Ao analisar o livro de Maria Silveira, a autora cita a doença de nervos, a qual é uma doença 
popular com uma constelação sintomática que constitui uma síndrome socialmente conhecida, 
à qual, correspondem uma abordagem terapêutica e padrões de comportamento: tabus, regras 
de respeito ou de tolerância para com o doente etc. Entretanto, do ponto de vista biomédico, 
não existe como síndrome ou entidade noológica, o que pode ser comprovado na consulta. 
Nesse sentido, a consulta medica esvazia, desmerece o sofrimento do doente: isso é só um 
nervoso e, dessa forma, há a redução do contexto pessoal, ou seja, o impedimento de 
associações extra-biológicas intervenientes na determinação da doença que, afinal, promove a 
falta de articulação entre o nível biológico e o marco das determinações sociais da doença. 
Nessa perspectiva, portanto, nota-se que a doença é realmente negligenciada tanto pela a 
população, quanto pelo o médico, haja vista que o o sofrimento é desmerecido. 
 
 
06. Cecil Helman (2009) em seu texto “Cuidado e cura: os setores de atenção à saúde” nos 
apresenta que a medicina ocidental tem a sua singularidade em cada local/país, desse 
modo ele nos ajuda a romper com a ideia de que a medicina ocidental é praticada de 
maneira universal. Recupere como o autor argumenta tal acepção. 

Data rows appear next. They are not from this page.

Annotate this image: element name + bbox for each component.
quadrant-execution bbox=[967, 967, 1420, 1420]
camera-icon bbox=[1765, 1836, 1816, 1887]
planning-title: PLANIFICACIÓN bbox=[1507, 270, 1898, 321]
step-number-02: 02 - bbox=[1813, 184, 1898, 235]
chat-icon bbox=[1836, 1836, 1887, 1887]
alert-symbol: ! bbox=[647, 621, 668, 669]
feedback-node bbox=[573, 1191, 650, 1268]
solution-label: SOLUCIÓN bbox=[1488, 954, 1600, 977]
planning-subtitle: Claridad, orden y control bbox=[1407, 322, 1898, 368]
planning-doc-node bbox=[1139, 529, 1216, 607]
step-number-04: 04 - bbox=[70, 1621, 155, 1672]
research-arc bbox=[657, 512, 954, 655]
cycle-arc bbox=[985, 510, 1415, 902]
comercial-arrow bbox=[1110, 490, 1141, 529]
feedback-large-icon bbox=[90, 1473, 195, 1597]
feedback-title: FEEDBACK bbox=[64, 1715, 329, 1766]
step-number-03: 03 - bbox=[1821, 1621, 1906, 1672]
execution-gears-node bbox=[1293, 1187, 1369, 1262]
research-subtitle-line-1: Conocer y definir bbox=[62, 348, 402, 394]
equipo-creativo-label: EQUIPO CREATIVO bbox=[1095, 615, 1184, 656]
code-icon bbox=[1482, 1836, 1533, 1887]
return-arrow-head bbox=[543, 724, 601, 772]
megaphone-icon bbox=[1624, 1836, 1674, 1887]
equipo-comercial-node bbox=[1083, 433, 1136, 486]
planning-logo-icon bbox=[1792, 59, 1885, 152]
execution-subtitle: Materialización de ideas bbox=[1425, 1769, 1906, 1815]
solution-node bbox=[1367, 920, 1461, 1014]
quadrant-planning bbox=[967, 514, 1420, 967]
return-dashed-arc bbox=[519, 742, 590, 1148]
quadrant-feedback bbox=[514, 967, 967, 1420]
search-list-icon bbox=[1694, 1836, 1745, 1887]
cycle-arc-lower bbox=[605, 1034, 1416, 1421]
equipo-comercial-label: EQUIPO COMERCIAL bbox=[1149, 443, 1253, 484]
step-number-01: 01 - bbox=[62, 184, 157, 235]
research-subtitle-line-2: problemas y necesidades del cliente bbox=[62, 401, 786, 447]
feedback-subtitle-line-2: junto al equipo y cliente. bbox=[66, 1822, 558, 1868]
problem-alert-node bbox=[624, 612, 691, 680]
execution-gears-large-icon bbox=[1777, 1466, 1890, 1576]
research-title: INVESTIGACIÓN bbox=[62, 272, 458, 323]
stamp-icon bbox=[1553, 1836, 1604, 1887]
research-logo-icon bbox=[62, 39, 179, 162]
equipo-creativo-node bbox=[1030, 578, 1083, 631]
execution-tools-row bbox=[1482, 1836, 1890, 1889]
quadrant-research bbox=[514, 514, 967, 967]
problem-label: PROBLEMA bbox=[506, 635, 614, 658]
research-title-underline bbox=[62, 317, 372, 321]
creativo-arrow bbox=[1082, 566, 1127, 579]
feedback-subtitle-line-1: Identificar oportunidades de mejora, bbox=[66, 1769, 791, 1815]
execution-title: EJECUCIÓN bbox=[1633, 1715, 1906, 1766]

Ao analisar o texto ‘‘Cuida e cura: ao setores de atenção à saúde’’, de Cecil Helman, pode-se 
verifica-se que ao longo da discussão, a autora aborda que cada sociedade tem a sua forma, 
visão e concepção de como retratar a saúde, como também cada grupo tem a seus respectivos 
agentes que cuidam da saúde, os quais são organizados em associações profissionais. Nessa 
lógica, apesar da alegação de universalidade da medicina ocidental, vários estudos têm ilustrado 
diferenças significativas nos tipos de diagnósticos fornecido e no tratamento prescrito nos 
diferentes sistemas médicos ocidentais. Por exemplo, em 1984, uma comparação dos padrões 
de prescrição de cinco diferentes pises europeus encontrou variações marcantes entre eles. 
Dessa maneira, verifica-se que essas diferenças estão relacionadas a fatores culturais, haja vista, 
por exemplo, que os norte-americanos não querem só fazer algo, mas fazer algo rápido e, assim, 
os médicos fazem mais cirurgias do que os médicos de outros países. 
 
 
07. Como os medicamentos modernos constituem uma maneira original de lidar o 
biológico e o social? 
O medicamentos modernos, por sua vez, podem ser relacionados com ao aspectos biológicos e 
sociais, visto que um determinado fármaco, por exemplo, tem um princípio ativo e ,assim, tem 
um certo objetivo no organismo do indivíduo, porém também o medicamento pode ser 
relacionando ao viés social, visto que o individuo pode influenciar o efeito do medicamento por 
fatores psicológicos, ou seja, o placebo.